8:43 AM, 14th February 2017
About 2 years ago

Note that you mention "transferring a fee to the mgt co." but in reality you should draw up new ASTs in the Ltd Co. name and the Ltd Co. will earn the rent as income.

It would then pay you the rent minus 15%, you invoice the co. Note also that it may subtract other expenses, especially VAT applicable invoices, where you will be able to reclaim VAT if the co. is VAT registered.

You can continue to claim other expenses in your personal name, as you see fit. So you would have a mix of expenses in co./personal. No problem. Note that, for example, a service charge would normally be in your name and continue to be so. (Your leaseholder may frown at changing the name on the invoice to a co. name and there is no tax advantage. You would also be revealling more info to them than they need to know.)

The co. could also manage the properties of another customer i.e., your wife, which helps to meet the criteria that it is a trading lettings agency and not a wheeze.

As

8:40 AM, 20th October 2018
About 2 months ago

Hi
I am trying to establish the lawfulness of using the structure mentioned by Azim and have reviewed the terms and conditions of one of my HMO mortgages. Within the general conditions, it does talk about a couple of things that gives me a cause of concern:

The Contracts (Right of Third Parties) Act 1999 does not apply to the Agreement. This means that anyone who is not a party to the
Agreement will have no rights under that Act in relation to the Agreement.

By transferring the beneficial interest of the property into a BICT for example does that amount to transferring it to a 'third party', given a Limited entity is a separate legal person in its own right?

Secondly, it takes about Management Companies:
If you own the Property on terms which allow you to hold shares in a management or resident’s company, you agree to give us
your share certificate or membership certificate when we ask you to do so together with a share transfer form and allow this to be
transferred to us so that if we need to repossess the Property or sell it, we can transfer your shares or membership to any person
to whom we have sold the Property under our power of sale. We may receive consideration for any such transfer. We may exercise
any voting rights as a result of our having taken possession of the Property.

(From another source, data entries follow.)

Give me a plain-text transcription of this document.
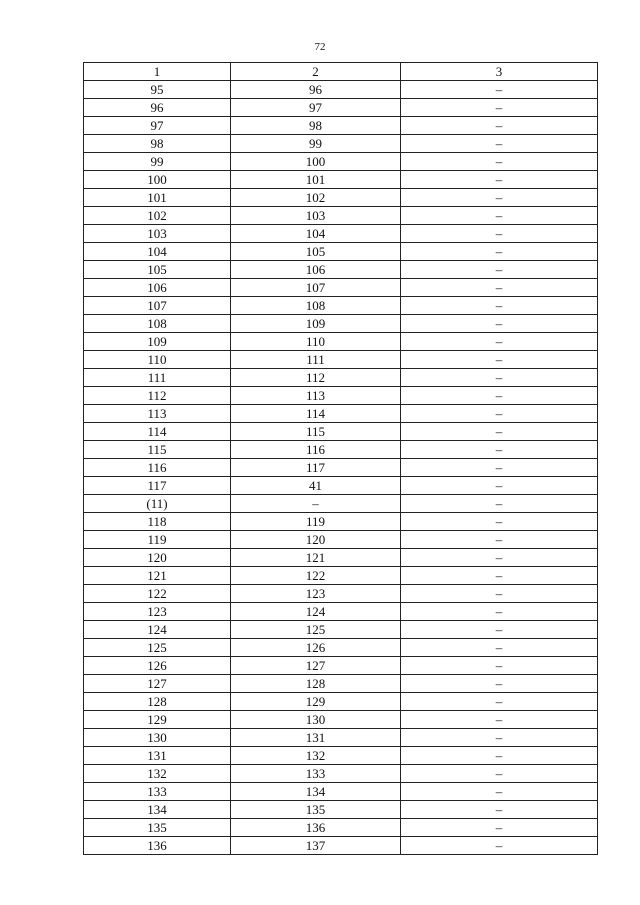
72
1	2	3
95	96	–
96	97	–
97	98	–
98	99	–
99	100	–
100	101	–
101	102	–
102	103	–
103	104	–
104	105	–
105	106	–
106	107	–
107	108	–
108	109	–
109	110	–
110	111	–
111	112	–
112	113	–
113	114	–
114	115	–
115	116	–
116	117	–
117	41	–
(11)	–	–
118	119	–
119	120	–
120	121	–
121	122	–
122	123	–
123	124	–
124	125	–
125	126	–
126	127	–
127	128	–
128	129	–
129	130	–
130	131	–
131	132	–
132	133	–
133	134	–
134	135	–
135	136	–
136	137	–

Would the above clause mean that the lender does need to be advised of the split of the beneficial interest from its legal owner which would allow the lender to register a fixed charge on the property's beneficial interest held by the company?

I would be very grateful of any steer on these questions, and whether they present any 'issues'?

Regards

Mark Alexander

9:46 AM, 20th October 2018
About 2 months ago

Reply to the comment left by As at 20/10/2018 - 08:40
Given that BICT is a process as opposed to an entity I do not understand what you mean when you say transferring beneficial interest in property “into a BICT”, please explain.

Also, I do not see any mention of transferring beneficial interest in Azim's post. That was a suggestion made by me further into the discussion thread. It was merely a suggestion for consideration, not advice, because the full facts are unknown and a forum is not the place to get into that level of detail.